The second thing I take away from this film is the way in which it elevates a faith which is embodied. It focuses on the pastoral setting of a farm family. It shows us the beauty of the embodied love of Inger, drawing us far more than the sophistry of the town minister, the spiritual exhaustion of Morten, or the otherworldly prophesies of Johannes. Inger made me think of Christ, the incarnate One, the Word who has come near. It made me think of how unless the Word breaks into our physical world, it remains abstract and distant from us.

Acquarello writes, “A departure from the profoundly religious subtext of the Kaj Munk play from which the film is based, Dreyer’s adaptation of Ordet is tactile and sensual (especially evident in the intimate, extended sequence of Inger’s childbirth), a reflection of his practical concerns for the nature of human existence. By identifying with the nurturing, pragmatic Inger instead of the devout, but fragmented Johannes, Dreyer illustrates the need for balance and personal reconciliation between the body and the soul. In essence [in his films in general], Dreyer seeks to endow the spiritual (Jesus of Nazareth, Joan of Arc, Inger Borgen) with a texturality and voluptuousness that is often only associated with the corporeal.” Gone is the Platonic division between soul and body, gone is the demeaning of flesh. Here is the enobling of God’s presence in the physical world; here is His ability to renew that which is death dealing. Here is the hope of incarnation, the hope of resurrected life in a world made by the Creator and one day to be renewed.
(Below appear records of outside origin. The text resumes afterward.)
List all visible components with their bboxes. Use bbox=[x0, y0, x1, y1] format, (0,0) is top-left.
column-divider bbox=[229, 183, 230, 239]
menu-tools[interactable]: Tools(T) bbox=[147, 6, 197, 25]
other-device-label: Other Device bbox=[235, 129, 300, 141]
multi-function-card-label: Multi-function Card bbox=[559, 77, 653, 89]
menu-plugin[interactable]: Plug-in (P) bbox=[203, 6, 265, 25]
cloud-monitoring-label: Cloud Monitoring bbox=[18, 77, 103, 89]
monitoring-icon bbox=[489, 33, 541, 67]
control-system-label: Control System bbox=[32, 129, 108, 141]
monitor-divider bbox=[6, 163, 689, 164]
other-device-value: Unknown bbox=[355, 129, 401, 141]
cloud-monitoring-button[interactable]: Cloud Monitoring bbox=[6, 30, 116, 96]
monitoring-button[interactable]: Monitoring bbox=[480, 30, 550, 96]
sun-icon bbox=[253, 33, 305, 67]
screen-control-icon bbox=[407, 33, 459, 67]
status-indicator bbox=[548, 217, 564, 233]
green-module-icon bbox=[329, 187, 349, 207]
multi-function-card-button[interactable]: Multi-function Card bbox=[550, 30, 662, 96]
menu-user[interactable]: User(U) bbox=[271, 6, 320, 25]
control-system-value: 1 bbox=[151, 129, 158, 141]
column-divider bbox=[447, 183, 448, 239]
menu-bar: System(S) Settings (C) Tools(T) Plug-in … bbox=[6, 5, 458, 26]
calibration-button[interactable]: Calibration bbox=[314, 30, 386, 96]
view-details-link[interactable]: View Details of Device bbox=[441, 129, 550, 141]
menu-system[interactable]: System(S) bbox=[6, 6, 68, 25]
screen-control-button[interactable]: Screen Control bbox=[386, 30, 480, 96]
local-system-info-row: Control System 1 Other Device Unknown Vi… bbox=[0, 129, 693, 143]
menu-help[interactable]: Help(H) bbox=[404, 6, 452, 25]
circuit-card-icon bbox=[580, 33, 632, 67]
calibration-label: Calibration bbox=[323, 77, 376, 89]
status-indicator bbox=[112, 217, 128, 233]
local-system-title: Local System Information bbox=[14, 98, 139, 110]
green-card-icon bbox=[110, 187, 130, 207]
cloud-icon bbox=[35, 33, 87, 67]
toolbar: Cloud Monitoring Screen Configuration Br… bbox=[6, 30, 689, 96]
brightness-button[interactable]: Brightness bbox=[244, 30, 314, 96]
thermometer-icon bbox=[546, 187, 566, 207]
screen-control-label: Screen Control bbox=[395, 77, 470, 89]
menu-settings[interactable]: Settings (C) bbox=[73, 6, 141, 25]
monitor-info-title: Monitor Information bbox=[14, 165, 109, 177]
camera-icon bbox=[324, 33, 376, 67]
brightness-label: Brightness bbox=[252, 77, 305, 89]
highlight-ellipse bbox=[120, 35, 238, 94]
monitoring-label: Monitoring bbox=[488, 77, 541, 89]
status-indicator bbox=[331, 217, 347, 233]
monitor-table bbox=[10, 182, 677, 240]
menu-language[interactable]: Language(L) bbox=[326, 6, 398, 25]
 The Word became flesh and made his dwelling among us. We have seen his glory, the glory of the one and only Son, who came from the Father, full of grace and truth.

–John 1:14, NIV

What do you think: Has most religion elevated the life of the soul above the life of the body? How could understanding God’s role as Creator and Recreator help to show the holiness of physical creation?

How would you define a miracle? Do you believe miracles are possible? What holds you back from trusting in the possibility of miracles? Would anything be capable or persuading you?

What do you think about the statement from Film School Rejects that “Theology is something you find at the bottom of a casket or in a young girl’s belief — not in a book.” Is there anything to this notion? Why or why not?

I look forward to hearing your thoughts! This was a complex, somewhat difficult film with which to begin. Having seen it, I am certainly conscious of how much I still need to learn and understand about it. This post has been a beginning.